Terror at 36,000 Feet.
OK, needlessly dramatic, I suppose. Here’s the letter I sent to American Airlines:
Dear American Airlines,
This is a complicated email. I have both compliments and complaints. I was aboard flight XXX from Rome to [ECC]. Sometime around 4 hours into the flight, we received the following announcement:
“This is the captain speaking. The back-up oxygen to the cockpit has failed, and we need to make an emergency descent to 10,000′. We are going to turn around and divert to Shannon, Ireland, our designated emergency airfield. Sit down and strap in.” – or something very similar.
Now, I know enough to know that pilots operate under “Aviate, Navigate, Communicate”, so if they were taking the time to talk to us, it wasn’t an immediate life-or-death emergency. But it was very frightening. I want to compliment your cabin crew: they were calm, controlled, and reassuring. They didn’t know any more than we did but their actions showed us that panic and alarm did not seem necessary (not that they ever are, I suppose).
It was quite some time, about 20 minutes, before the pilots informed us we would be going on to Gander, not Ireland. From there, it was a comedy. Confusing and insufficient information, rapidly changing plans interspersed with long delays without information. Eventually, we got a “rescue plane” from [ECC] and flew home, arriving some 8 hours late.

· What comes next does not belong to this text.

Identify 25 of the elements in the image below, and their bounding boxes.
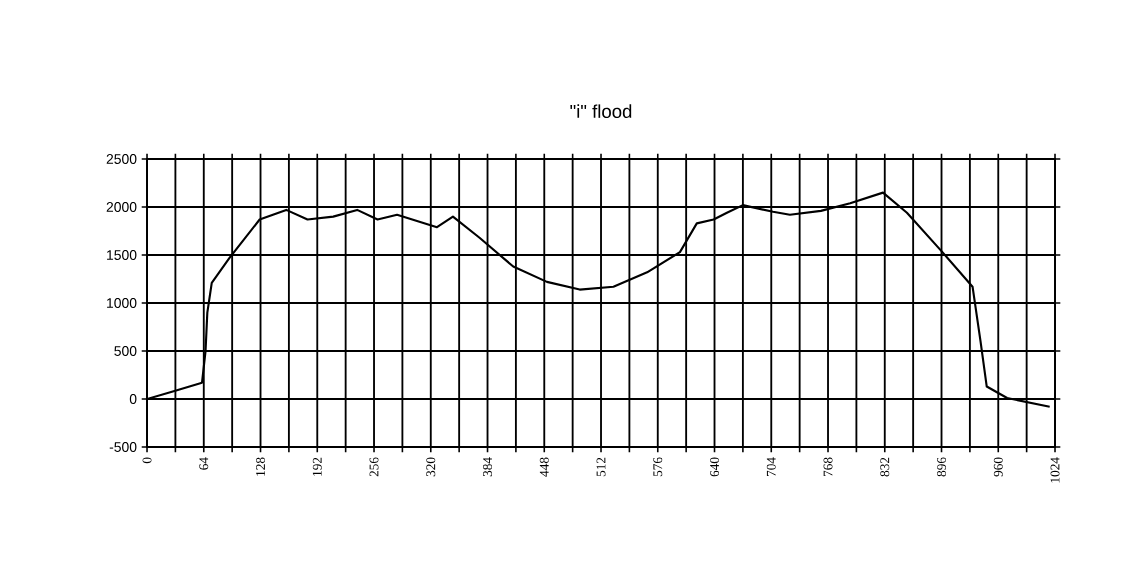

Now, any flight with an oxygen failure and emergency descent that doesn’t end with flaming debris in the ocean can be considered a win, as far as I’m concerned. Your pilots and crew were obviously competent and sanguine. Well done on that account. But the ensuing snafus, while perhaps understandable, could easily have been managed better.
…
Thank you.
[Dr. 24hours.]
I am not a happy flier under the best circumstances. I’ve flown several hundred times in my life, and only had a couple of events that would qualify as emergencies. This one definitely the most serious I can recall. I’ll write more about the conference and Rome later on, when I’m not delirious and jet-lagged.